Том 2 | страница 36



— Да разве не все равно травы, что у тебя, что на сеннике?

Старуха сощипнула со свечи, потом потянула губы, потом вздохнула, и проговорила:

— Нет, милый, есть травы тоже редкие.

— Да ты-то их, Николавна, не знаешь?

— Ну как не знать!

— Ну расскажи, какие ты знаешь травы редкие-то, что в сене их нет?

— Что в сене-то нет! Мало ли их!

— Ну!

— Да мало ли их!

— Да ну же расскажи, Николавна, — спать не хочется.

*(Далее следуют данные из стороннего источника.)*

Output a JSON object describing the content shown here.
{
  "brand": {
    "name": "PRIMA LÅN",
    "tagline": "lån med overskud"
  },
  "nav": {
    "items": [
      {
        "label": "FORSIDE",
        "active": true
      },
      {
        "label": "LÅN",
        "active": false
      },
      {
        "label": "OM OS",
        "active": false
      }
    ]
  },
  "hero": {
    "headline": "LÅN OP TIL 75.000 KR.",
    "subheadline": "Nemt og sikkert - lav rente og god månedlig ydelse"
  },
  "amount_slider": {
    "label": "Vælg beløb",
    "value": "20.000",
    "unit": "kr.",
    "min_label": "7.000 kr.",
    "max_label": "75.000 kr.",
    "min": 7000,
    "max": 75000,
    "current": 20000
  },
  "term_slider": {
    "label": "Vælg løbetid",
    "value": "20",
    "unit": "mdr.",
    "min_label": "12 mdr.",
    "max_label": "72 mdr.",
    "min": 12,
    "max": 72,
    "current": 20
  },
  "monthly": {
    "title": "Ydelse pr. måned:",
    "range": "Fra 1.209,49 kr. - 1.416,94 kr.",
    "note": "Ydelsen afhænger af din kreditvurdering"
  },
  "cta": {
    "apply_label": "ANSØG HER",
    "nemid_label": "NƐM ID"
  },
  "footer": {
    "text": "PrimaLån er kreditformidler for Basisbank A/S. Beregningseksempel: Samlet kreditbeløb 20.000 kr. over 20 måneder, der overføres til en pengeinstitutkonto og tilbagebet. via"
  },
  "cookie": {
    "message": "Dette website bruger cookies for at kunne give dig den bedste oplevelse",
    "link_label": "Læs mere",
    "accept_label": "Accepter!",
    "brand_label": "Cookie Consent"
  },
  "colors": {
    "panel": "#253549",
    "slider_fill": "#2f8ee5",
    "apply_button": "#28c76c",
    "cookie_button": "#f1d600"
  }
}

— Ну вот тебе хошь бы первая теперь трава есть, называется коптырь-трава, растет она корешком вверх.

Помада засмеялся и охнул.

— Чего ты?

— Ну, какая трава корешком вверх может расти?

— А вот же растет, и тветы у нее под землейтветут.

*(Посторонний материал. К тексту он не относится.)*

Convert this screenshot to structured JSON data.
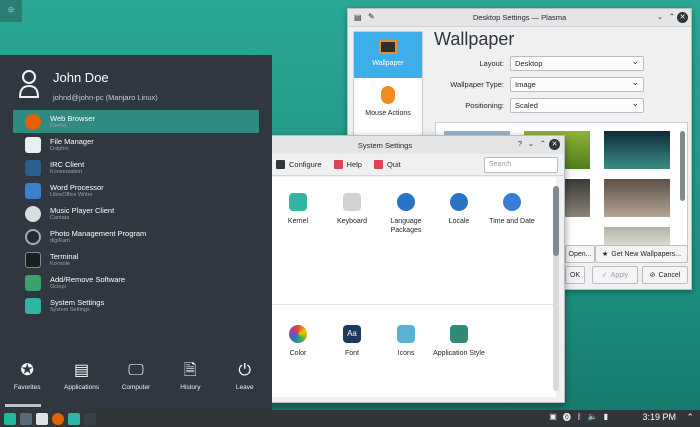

Помада опять охнул и махнул рукой, удерживая смех, причинявший ему боль.

— Что? не веришь? А полисада-трава вон и совсем без корня.

— Полно, Николавна, не смеши.

— Я и не на смех это говорю. Есть всякие травы. Например, теперь, кто хорошо знается, опять находят лепестан-траву. Такая мокрая трава называется. Что ты ее больше сушишь, то она больше мокнет.

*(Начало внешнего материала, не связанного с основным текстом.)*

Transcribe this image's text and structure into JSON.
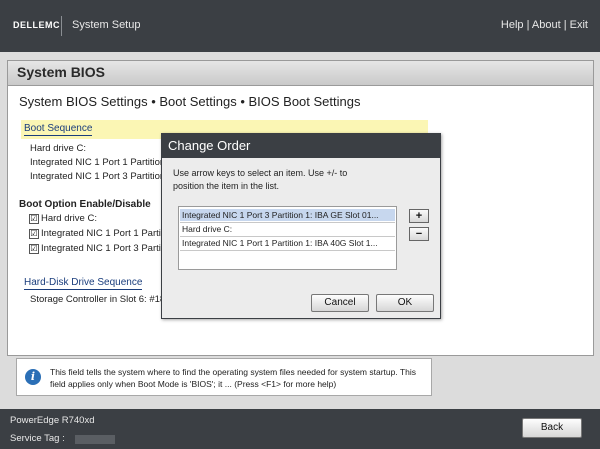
{
  "header": {
    "logo": "DELLEMC",
    "app_title": "System Setup",
    "links": [
      "Help",
      "About",
      "Exit"
    ],
    "link_sep": "|"
  },
  "panel": {
    "title": "System BIOS",
    "breadcrumb": "System BIOS Settings • Boot Settings • BIOS Boot Settings"
  },
  "boot_sequence": {
    "label": "Boot Sequence",
    "items": [
      "Hard drive C:",
      "Integrated NIC 1 Port 1 Partition",
      "Integrated NIC 1 Port 3 Partition"
    ]
  },
  "boot_option": {
    "label": "Boot Option Enable/Disable",
    "items": [
      {
        "label": "Hard drive C:",
        "checked": true
      },
      {
        "label": "Integrated NIC 1 Port 1 Partit",
        "checked": true
      },
      {
        "label": "Integrated NIC 1 Port 3 Partit",
        "checked": true
      }
    ],
    "check_glyph": "☑"
  },
  "hdd_sequence": {
    "label": "Hard-Disk Drive Sequence",
    "item": "Storage Controller in Slot 6: #18"
  },
  "dialog": {
    "title": "Change Order",
    "instructions": "Use arrow keys to select an item. Use +/- to position the item in the list.",
    "items": [
      "Integrated NIC 1 Port 3 Partition 1: IBA GE Slot 01...",
      "Hard drive C:",
      "Integrated NIC 1 Port 1 Partition 1: IBA 40G Slot 1..."
    ],
    "selected_index": 0,
    "plus": "+",
    "minus": "−",
    "cancel": "Cancel",
    "ok": "OK"
  },
  "help": {
    "icon": "i",
    "text": "This field tells the system where to find the operating system files needed for system startup. This field applies only when Boot Mode is 'BIOS'; it ... (Press <F1> for more help)"
  },
  "footer": {
    "model": "PowerEdge R740xd",
    "service_tag_label": "Service Tag :",
    "back": "Back"
  },
  "colors": {
    "topbar": "#3b3f44",
    "highlight": "#fbf6b4",
    "link": "#1a3d7c",
    "selection": "#c7d7ee",
    "info": "#2b6fb6"
  }
}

— Ох, будет, Николавна, — вздор какой ты рассказываешь.

— Нет, друг ты мой, не вздор это, не вздор. Есть всякие травы на свете. Есть и в травах-то своя разница. Иная трава больше стоит у господа, а другая — меньше. Иная одно определение от бога имеет, а иная и два, и три, и несколько. Есть вот трава, так называется Адамова голова. Растет она возле сильных, рамедных болот кустиками, по пяти и по девяти листов. Растет она в четыре вершка, вот эстакенькая вот будет. — Старуха показала вершка четыре от столика. — Твет у этой травы алый, алый, вроде даже как синий. И когда она расцветает, страсть тут как хороша бывает. И этую траву рвут со крестом, говоря отчу и помилуй мя, боже, — или же каких других тридцать молитв святых. Этой-то вот травой что можно сделать на свете! Все ею можно сделать. Этой травой пользуют испорченного человека, или у кого нет плоду детям, то дать той женщине пить, — сейчас от этого будет плод. Если ж опять кто хочет видеть дьявола, то пусть возьмет он корень этой травы и положит его на сорок дней за престол, а потом возьмет, ушьет в ладанку да при себе и носит, — только чтоб во всякой чистоте, — то и увидит он дьяволов воздушных и водяных… Или опять на случай приостановления мельницы, то вода остановится, где только пожелаешь. Это трава богатая, любимая у бога травка, и называется эта травка во всех травах царь… Спишь, родной?

Старуха нагнулась к больному, который сладко уснул под ее говор, перекрестила его три раза древним большим крестом и, — свернувшись ежичком на оттоманке, уснула тем спокойным сном, каким вряд ли нам с вами, читатель, придется засыпать в ее лета.